Ufology has fallen far behind the times and bringing new-found information to the fore should be a priority effort. Although farsighted, Dr. Davis failed to escape the bubble that has suffocated ufology. Insular and hostile to criticism this field collapsed into scientific stasis a long time ago. As long as investigators remain reluctant to accept the verdict of data, acknowledge the implications when it is conspicuously absent or even gauge its overall reliability, they will continue circling the same ground endlessly. Unfortunately, Dr. Davis overlooked some critical developments such as the Innocence Project and offers readers scant detail on revolutionary new DNA analysis technologies. These interrelated topics pose a substantial challenge to ufology and failing to address them adequately is a major oversight.

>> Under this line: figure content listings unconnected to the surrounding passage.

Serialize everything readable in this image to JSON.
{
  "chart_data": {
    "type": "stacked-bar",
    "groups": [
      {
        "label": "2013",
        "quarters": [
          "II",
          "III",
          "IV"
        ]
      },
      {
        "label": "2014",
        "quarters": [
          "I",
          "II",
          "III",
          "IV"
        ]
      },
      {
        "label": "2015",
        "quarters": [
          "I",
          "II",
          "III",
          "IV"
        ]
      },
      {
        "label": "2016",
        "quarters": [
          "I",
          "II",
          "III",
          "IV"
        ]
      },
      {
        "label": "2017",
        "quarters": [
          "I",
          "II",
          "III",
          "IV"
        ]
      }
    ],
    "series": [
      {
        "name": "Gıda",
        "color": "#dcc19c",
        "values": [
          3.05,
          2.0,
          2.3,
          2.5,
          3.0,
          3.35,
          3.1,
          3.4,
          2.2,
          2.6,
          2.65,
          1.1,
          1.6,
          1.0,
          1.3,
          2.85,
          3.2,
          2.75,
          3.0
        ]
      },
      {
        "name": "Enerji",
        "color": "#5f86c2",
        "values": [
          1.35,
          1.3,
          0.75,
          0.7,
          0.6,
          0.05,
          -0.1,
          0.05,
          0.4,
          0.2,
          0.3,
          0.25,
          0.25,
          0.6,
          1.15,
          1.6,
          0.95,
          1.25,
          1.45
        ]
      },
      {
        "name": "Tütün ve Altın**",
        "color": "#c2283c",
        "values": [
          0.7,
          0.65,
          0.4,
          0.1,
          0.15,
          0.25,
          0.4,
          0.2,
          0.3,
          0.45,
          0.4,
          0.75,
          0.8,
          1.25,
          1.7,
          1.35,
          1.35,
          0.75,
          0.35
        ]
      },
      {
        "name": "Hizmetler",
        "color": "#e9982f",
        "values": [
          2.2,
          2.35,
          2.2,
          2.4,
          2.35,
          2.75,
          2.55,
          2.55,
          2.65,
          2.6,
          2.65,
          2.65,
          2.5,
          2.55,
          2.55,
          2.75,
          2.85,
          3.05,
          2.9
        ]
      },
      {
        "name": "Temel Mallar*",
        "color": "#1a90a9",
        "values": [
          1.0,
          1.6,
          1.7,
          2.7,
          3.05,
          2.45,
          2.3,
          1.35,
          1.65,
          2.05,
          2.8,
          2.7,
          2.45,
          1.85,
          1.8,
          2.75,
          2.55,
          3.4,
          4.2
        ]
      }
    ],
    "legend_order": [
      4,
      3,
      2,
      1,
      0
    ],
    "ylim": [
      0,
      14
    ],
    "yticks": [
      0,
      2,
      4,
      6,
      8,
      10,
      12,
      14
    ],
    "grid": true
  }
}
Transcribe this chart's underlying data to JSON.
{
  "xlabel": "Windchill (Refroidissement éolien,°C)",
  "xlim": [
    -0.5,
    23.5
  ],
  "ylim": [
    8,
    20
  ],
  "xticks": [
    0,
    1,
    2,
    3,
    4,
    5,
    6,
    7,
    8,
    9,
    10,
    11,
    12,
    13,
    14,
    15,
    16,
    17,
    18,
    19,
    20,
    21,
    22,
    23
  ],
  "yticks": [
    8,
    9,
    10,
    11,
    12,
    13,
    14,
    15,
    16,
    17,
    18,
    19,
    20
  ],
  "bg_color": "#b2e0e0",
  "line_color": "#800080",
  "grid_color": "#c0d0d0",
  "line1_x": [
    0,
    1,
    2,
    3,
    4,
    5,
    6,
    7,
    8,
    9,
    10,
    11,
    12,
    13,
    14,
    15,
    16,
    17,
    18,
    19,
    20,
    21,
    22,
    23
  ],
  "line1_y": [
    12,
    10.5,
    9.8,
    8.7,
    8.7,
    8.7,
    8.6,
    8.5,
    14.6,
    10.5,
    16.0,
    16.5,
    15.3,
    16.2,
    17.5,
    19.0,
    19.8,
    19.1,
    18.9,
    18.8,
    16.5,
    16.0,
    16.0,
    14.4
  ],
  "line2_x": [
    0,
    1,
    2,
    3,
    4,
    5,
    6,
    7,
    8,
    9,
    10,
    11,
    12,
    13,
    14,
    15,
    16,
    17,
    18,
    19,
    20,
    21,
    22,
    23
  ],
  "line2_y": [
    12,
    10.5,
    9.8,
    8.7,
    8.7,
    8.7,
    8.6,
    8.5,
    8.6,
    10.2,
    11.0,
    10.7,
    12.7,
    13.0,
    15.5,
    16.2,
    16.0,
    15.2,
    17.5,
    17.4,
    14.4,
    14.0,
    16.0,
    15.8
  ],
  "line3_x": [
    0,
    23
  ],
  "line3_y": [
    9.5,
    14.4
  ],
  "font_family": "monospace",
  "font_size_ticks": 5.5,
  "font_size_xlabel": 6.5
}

The Innocence Project (1) has upended the justice system completely by using DNA evidence to exonerate persons convicted of serious crimes. These efforts have forced a fundamental reconsideration of the accuracy and reliability of eyewitness testimony. How far can such evidence be trusted? In his book, How UFOs Conquered the World, David Clarke describes experiments which reveal eyewitnesses may produce accounts that differ from actual events (“Purple Lights and March Foolishness” chapter). These findings – relatively new and not-so-new – pose a significant challenge to the field and have never been integrated into the canon of ufology.
A failure to exploit new scientific advances may have contributed to the persistence of hypotheses in an absence of corroborating evidence. The prime example is alien abduction investigation which is now more akin to a literary genre than scientific research. Several investigators have issued specific claims that are potentially verifiable through genetic testing. Uncorroborated accounts of missing pregnancies, breeders, hybrids and more have been published and presented at meetings for years. The means to validate the claims have existed for years and still no one can deliver the genetic evidence or simply provide samples for independent analyses to prove them. Suggesting investigators document the validity of alien hybrid babies is a weak call-to-action that simply ignores the obvious failures and apparent refusals to conduct truly scientific investigations. Alien abduction writers have no incentive to get off the amazing stories treadmill until their books stop selling. Life in a bubble has been good for their business.
Scientific progress hinges on integrating new developments that open up new vistas and opportunities. Scientists and physicians have leaped on new DNA analysis and sequencing technologies to employ them in new situations. The pace of advancement is furious. In contrast, ufology abduction writers have been clinging to the same clearly problematic investigation methods for decades. This sad situation has not been appreciated within ufology although a number of investigators, authors and experiencers including Jack Brewer, Philip Klass, Kevin Randle, Carol Rainey, Jeff Ritzmann, Jim Schnabel, Jeremy Vaeni, Emma Woods and more have published devastating critiques of the methods and conclusions of abduction researchers.
Perhaps the UFO experience is like Plato’s Cave where we play the role of prisoners imputing motivations and deducing ‘facts’ from shadows cast on walls. The ambiguous nature of the phenomena may have enabled the non-human intelligence narrative to endure in an otherwise unsympathetic environment. Ignoring contradictory information and methodological challenges has kept unsubstantiated ideas alive far beyond their scientifically productive lifespans. Dr. Davis has provided some background material and suggested approaches that may help some readers decide if UFOs have any deeper significance. However, the scientific community abandoned UFO study half a century ago and nothing that has come forward since then has altered the consensus. Unless new ideas penetrate and new ways of conducting research take hold, ufology will remain voluntarily imprisoned in a static void.